Она не отвечает. В моем зеркальце я вижу ее бледное лицо, но не вижу глаз. Длинная дорога не кончается, и мне кажется, что Ана все время смотрит вперед, смотрит на эту бесконечную дорогу, словно, кроме нее, ничего не существует, ничего, а только она, дорога, и это бегство по пустыне, обезумевшей пустыне… Я поглядываю назад; теперь я вижу, что машина, идущая следом за нами, везет Софию и всех остальных. Ночь вступила в свои права. Я зажигаю фары и теперь хорошо вижу. Мы едем по пустующим землям. Свежий ветерок, залетая в окно, приносит влажный аромат зеленеющих полей. Сколько мы еще проедем? Я смотрю на дорожные столбы — уже близко, уже близко. И вот на откосе, вся в огнях, светящаяся на фоне темного неба, возникает Эвора. В этот момент следующая по нашим пятам машина равняется с нами. София высовывается из окна, спрашивает о Кристине и говорит, что они едут вперед, к больнице, чтобы предупредить. И действительно, когда мы приезжаем, двое санитаров уже ждут нас с носилками. «Моура? Доктор Моура? Где он?» — спрашивают друг друга София и мадам. Мадам снова принимается плакать, как будто снова осознает случившееся, говорит: «В соборе». И опять я на пустынных улицах, но один, среди обрывков серпантина, вызывающих в памяти ушедшее и теперь уже умершее веселье. Я вхожу в собор и стою, оглушенный звуками, несущимися к сводам. Они, эти звуки, штурмуют стоящий в глубине строй свечей, а свечи придают торжественность звукам. Мир покорности засасывает стоящих в нефе людей, воскрешает в памяти тысячелетия и тысячелетия слепого повиновения, самоуничижения, самоотречения. Что это была за служба? Теперь я уже не помню, но тогда мне нужно было сориентироваться среди толпы поющих, которая не знаю, где кончалась, но поднималась от каменных плит пола, от хмельного ладана, от пилястр. Около меня оказался очень усердный человечек, похожий на ризничего или церковного служку. Я спрашиваю его о Моуре, говорю о несчастном случае с дочерью. Он ведет меня к хору. Моура поет, держа в руках листок. Уведомленный человечком, он перестает петь, смотрит на меня, идет ко мне. Мы тут же выходим, я коротко пересказываю случившееся, и мы устремляемся в больницу. Около дверей толпятся родные Кристины, я отступаю и иду бродить по коридорам. И вдруг память детства выдает мне, — конечно же, я знал праздник собора, — Моура искупал грехи карнавала.

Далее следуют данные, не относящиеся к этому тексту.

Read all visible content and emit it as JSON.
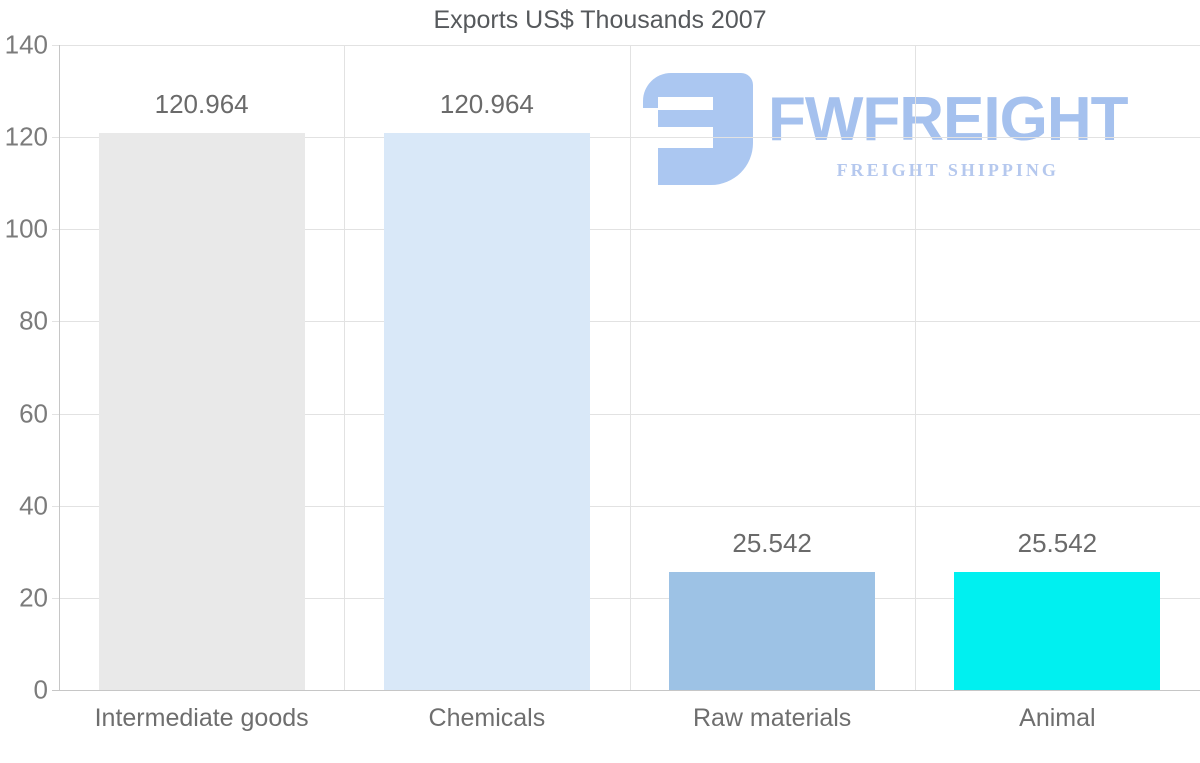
{
  "title": "Exports US$ Thousands 2007",
  "watermark": {
    "brand": "FWFREIGHT",
    "tagline": "FREIGHT SHIPPING",
    "brand_color": "#a5c1ee",
    "tagline_color": "#b5c8ee",
    "glyph_color": "#abc7f1"
  },
  "chart_data": {
    "type": "bar",
    "title": "Exports US$ Thousands 2007",
    "categories": [
      "Intermediate goods",
      "Chemicals",
      "Raw materials",
      "Animal"
    ],
    "values": [
      120.964,
      120.964,
      25.542,
      25.542
    ],
    "value_labels": [
      "120.964",
      "120.964",
      "25.542",
      "25.542"
    ],
    "bar_colors": [
      "#e9e9e9",
      "#d9e8f8",
      "#9dc2e5",
      "#00f0f0"
    ],
    "xlabel": "",
    "ylabel": "",
    "ylim": [
      0,
      140
    ],
    "yticks": [
      0,
      20,
      40,
      60,
      80,
      100,
      120,
      140
    ],
    "ytick_labels": [
      "0",
      "20",
      "40",
      "60",
      "80",
      "100",
      "120",
      "140"
    ],
    "grid": true,
    "legend_position": "none"
  }
}
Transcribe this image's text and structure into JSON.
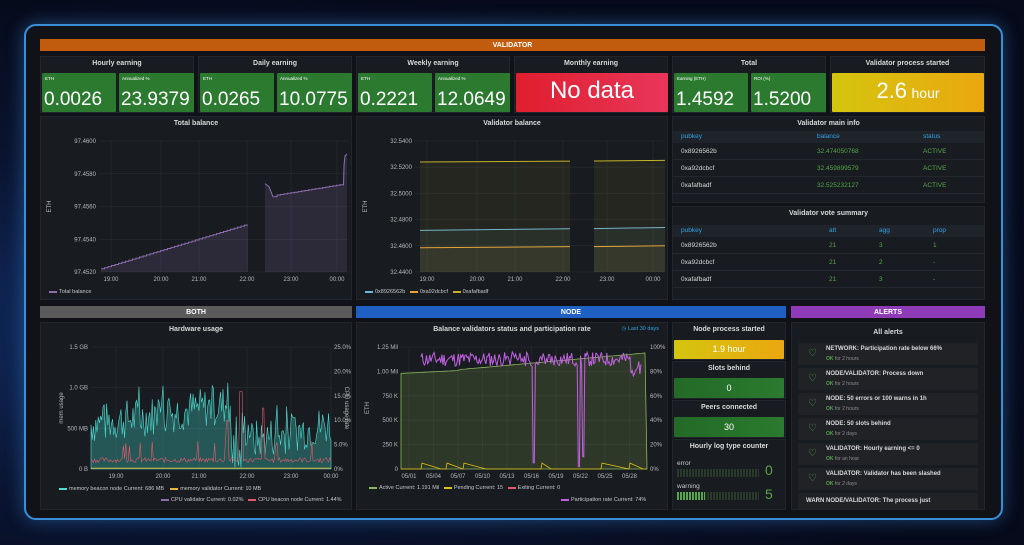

Всю ночь я провел без сна, сидя в коридорах больницы и блуждая по ее закоулкам. Шико и Алфредо прошли врачебный осмотр — они отделались легкими ушибами. На рассвете я вошел к тебе, Кристина, и при слабом свете горевшей у тебя в ногах лампы увидел белое в золотом ореоле лицо и в какой-то миг — этого никто не видел, только я — твои пальцы, они лежали на откинутом пододеяльнике и чуть заметно двигались. Двигались слаженно, в усталом, все завершающем ритме. Складку пододеяльника ты воспринимала как клавиши и играла, играла. Ты играла для себя и для меня, Кристина. Музыка конца, хрупкая радость среди мрака ночи, среди безмолвия смерти. Но я тебя слышу, Кристина, слышу даже сейчас, здесь, в своем доме у горы, я, озябший от зеленоватого мартовского лунного света, один в простирающейся вокруг меня пустоте и в подстерегающей мои глаза влажной тоске…
XIX
На следующий день после похорон я пошел к Серкейрам. Я хотел поговорить с Аной, сказать ей кое-что, вернее, не сказать, а предложить себя, как сочувствующего ее печали, большей, чем печали кого-либо другого, хотя бы потому, что она не проронила ни слезинки. Ведь ночью у себя дома я в полной тишине обдумывал случившееся и, перебирая в памяти все с первого дня моего появления в Эворе, вспомнил ту особую, почти тайную страсть Аны к сестре и слова, так и оставшиеся мне неизвестными, что сказала она Кристине в тот день, когда я впервые услышал ее игру. Вспомнил я и несчастье Аны — утраченную способность быть матерью, и то, как она молча, почти торжественно держала на руках Кристину и всю дорогу прижимала к груди ее голову, воображая себя матерью, о чем, видно, все еще мечтало ее существо.